The HBase-Spark Connector bridges the gap between the simple HBase Key Value store
and complex relational SQL queries and enables users to perform complex data analytics on
top of HBase using Spark.
An HBase DataFrame is a standard Spark DataFrame, and is able to interact with any
other data sources such as Hive, ORC, Parquet, JSON, etc.
-
Edit the HBase RegionServer configuration for running Spark Filter.
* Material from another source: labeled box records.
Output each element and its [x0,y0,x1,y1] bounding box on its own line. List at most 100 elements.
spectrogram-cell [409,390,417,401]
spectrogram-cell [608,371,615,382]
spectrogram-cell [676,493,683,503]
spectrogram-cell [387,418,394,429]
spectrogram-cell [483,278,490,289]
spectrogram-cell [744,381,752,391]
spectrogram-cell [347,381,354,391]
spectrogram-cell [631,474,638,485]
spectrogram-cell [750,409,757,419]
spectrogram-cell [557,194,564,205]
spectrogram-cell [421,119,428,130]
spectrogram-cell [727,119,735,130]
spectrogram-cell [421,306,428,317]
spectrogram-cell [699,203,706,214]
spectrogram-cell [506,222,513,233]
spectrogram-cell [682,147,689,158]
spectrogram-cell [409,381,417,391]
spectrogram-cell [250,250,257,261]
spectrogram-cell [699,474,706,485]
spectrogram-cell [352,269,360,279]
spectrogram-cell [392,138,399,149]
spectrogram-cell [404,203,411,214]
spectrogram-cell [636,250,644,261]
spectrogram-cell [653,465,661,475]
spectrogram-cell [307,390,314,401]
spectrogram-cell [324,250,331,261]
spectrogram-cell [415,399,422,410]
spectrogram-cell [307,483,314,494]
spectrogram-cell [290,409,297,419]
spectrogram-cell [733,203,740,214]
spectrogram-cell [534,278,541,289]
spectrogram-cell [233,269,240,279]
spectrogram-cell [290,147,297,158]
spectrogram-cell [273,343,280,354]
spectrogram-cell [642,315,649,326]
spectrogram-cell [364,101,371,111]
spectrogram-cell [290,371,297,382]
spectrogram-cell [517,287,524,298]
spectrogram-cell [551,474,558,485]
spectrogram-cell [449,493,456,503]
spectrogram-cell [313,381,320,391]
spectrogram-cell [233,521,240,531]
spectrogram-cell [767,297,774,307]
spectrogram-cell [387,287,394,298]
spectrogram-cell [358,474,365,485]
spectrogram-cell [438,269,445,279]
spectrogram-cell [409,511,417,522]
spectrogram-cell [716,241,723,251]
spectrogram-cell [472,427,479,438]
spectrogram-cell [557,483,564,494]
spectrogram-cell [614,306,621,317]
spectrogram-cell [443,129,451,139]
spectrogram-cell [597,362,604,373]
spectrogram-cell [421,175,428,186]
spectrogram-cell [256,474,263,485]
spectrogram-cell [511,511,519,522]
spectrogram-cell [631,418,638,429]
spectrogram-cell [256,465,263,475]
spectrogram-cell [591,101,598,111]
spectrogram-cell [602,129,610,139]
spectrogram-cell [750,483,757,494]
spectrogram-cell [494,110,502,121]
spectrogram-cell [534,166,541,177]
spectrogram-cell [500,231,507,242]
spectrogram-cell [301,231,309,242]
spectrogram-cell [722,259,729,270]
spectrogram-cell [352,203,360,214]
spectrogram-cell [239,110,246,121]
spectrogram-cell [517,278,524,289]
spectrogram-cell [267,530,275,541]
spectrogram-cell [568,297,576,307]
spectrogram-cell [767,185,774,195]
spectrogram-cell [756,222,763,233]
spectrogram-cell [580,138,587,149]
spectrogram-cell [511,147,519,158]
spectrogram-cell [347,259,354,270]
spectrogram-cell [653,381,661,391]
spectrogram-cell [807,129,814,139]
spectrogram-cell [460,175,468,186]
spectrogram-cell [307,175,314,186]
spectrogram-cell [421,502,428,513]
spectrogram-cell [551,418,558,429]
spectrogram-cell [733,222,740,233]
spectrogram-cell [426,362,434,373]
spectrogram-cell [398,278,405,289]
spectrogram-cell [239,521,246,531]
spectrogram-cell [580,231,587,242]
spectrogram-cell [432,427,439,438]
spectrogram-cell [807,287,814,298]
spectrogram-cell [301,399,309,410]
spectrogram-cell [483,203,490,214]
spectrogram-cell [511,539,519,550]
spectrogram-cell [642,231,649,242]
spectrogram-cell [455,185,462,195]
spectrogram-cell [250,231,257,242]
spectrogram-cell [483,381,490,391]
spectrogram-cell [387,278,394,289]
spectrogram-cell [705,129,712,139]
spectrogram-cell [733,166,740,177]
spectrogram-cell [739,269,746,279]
Spark Filter is used when Spark SQL Where clauses are in use.
-
In Cloudera Manager, select the HBase
service.
-
Click the Configuration tab.
-
Search for
regionserver environment
.
-
Find the RegionServer Environment Advanced Configuration
Snippet (Safety Valve).
-
Click the plus icon to add the following property:
Key:
HBASE_CLASSPATH
Value:
/opt/cloudera/parcels/CDH/lib/hbase_connectors/lib/[***HBASE-SPARK JAR NAME***].jar:/opt/cloudera/parcels/CDH/lib/hbase_connectors/lib/[***HBASE-SPARK PROTOCOL SHADED JAR NAME***].jar:/opt/cloudera/parcels/CDH/jars/scala-library-2.11.12.jar
-
Ensure that the listed jars have the correct version number in their
name.
-
Click Save Changes.
-
Restart Region Server.
-
Invoke Spark shell with some addition jars using the following snippet:
spark-shell --jars /opt/cloudera/parcels/CDH/lib/hbase_connectors/lib/[***HBASE-SPARK JAR NAME***].jar,/opt/cloudera/parcels/CDH/lib/hbase_connectors/lib/[***HBASE-SPARK PROTOCOL SHADED JAR NAME***].jar --files /etc/hbase/conf/hbase-site.xml --conf spark.driver.extraClassPath=/etc/hbase/conf
Ensure that the listed jars have the correct version number in their
name.